I think we have an answer - if I really want to save and repower the Con-Cor switcher. Look at the pic attached. The LifeLike SW9/1200 mechanism appears to be a perfect fit into the hood and cab. A little work with a hobby knife to open up the inside of the sill would make this a perfect solution I think.

I'm not going to try it right now because I just painted the LifeLike SW9/1200 in SCL black and yellow (in the painting forum) so the mechanism is no longer "available" to repower the Con-Cor.

-Never Get Old


----------



## Never Get Old (Apr 16, 2016)

traction fan said:


> _Never Get Old; (On the other hand, consider the alternative! )
> 
> dug through my trains and found a Lifelike SW-9/1200. Cleaned the wheels an tested it.
> 
> ...


Did you mean that you might want to sell it?

-Never Get Old


----------



## traction fan (Oct 5, 2014)

*Not for sale*



Never Get Old said:


> Did you mean that you might want to sell it?
> 
> -Never Get Old


 Nope, I'm keeping it. I was simply suggesting that you use the NW-2 instead of trying to fit the SW-1500 shell. You explained that you prefer to use the SW-1500 shell. Are you unable to find an NW-2? I thought you said you had one on order.

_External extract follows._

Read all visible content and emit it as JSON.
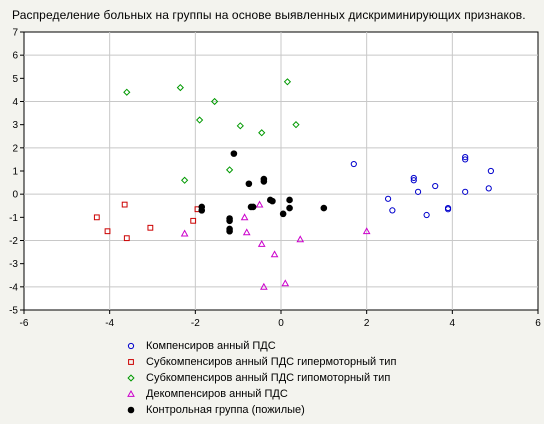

Traction Fan:smilie_daumenpos:


----------



## Never Get Old (Apr 16, 2016)

Nobody was able to give me the measurements for the NW-2. The Life-Like SW9/1200 runs really well and would be an easy fit into the shell if I decide to do that. The only thing I hate about it is the four electrical pickups on the sill that make it so difficult to work with. They have to be masked for painting, and when taking the shell off, they get hung up and bend very easily. I am lucky I didn't break them off. A tip online is to put a shim of paper or cardboard between them and the metal mechanism when removing the shell so they don't get hung up and break. The second one that I have on order should be a little easier since I now know more about how the shell comes apart.

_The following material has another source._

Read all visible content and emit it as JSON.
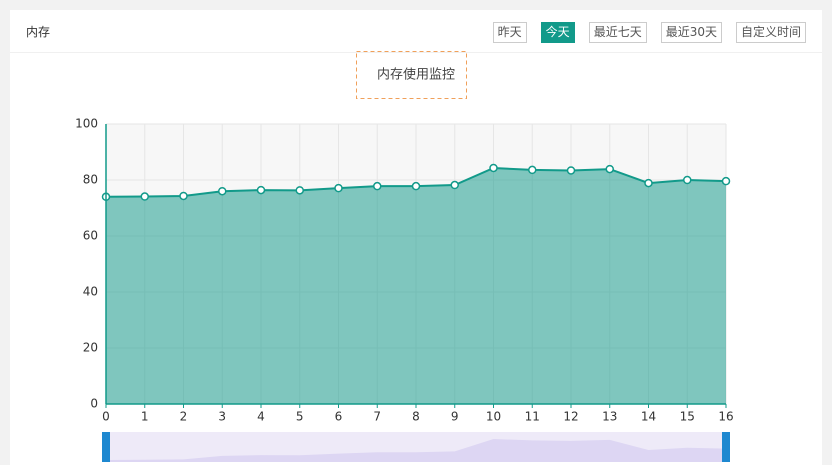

I also have an Atlas S2 on order because I really like the looks of the big dual flywheel mechanism. SCL did have a number of S2's although they retired them pretty early on. My only concern about the S2 is that Atlas used wires to connect the trucks to the circuit board because that makes disassembly, especially motor replacement, more difficult. However, it completely eliminates any problems with keeping the contacts clean.

-Never Get Old


----------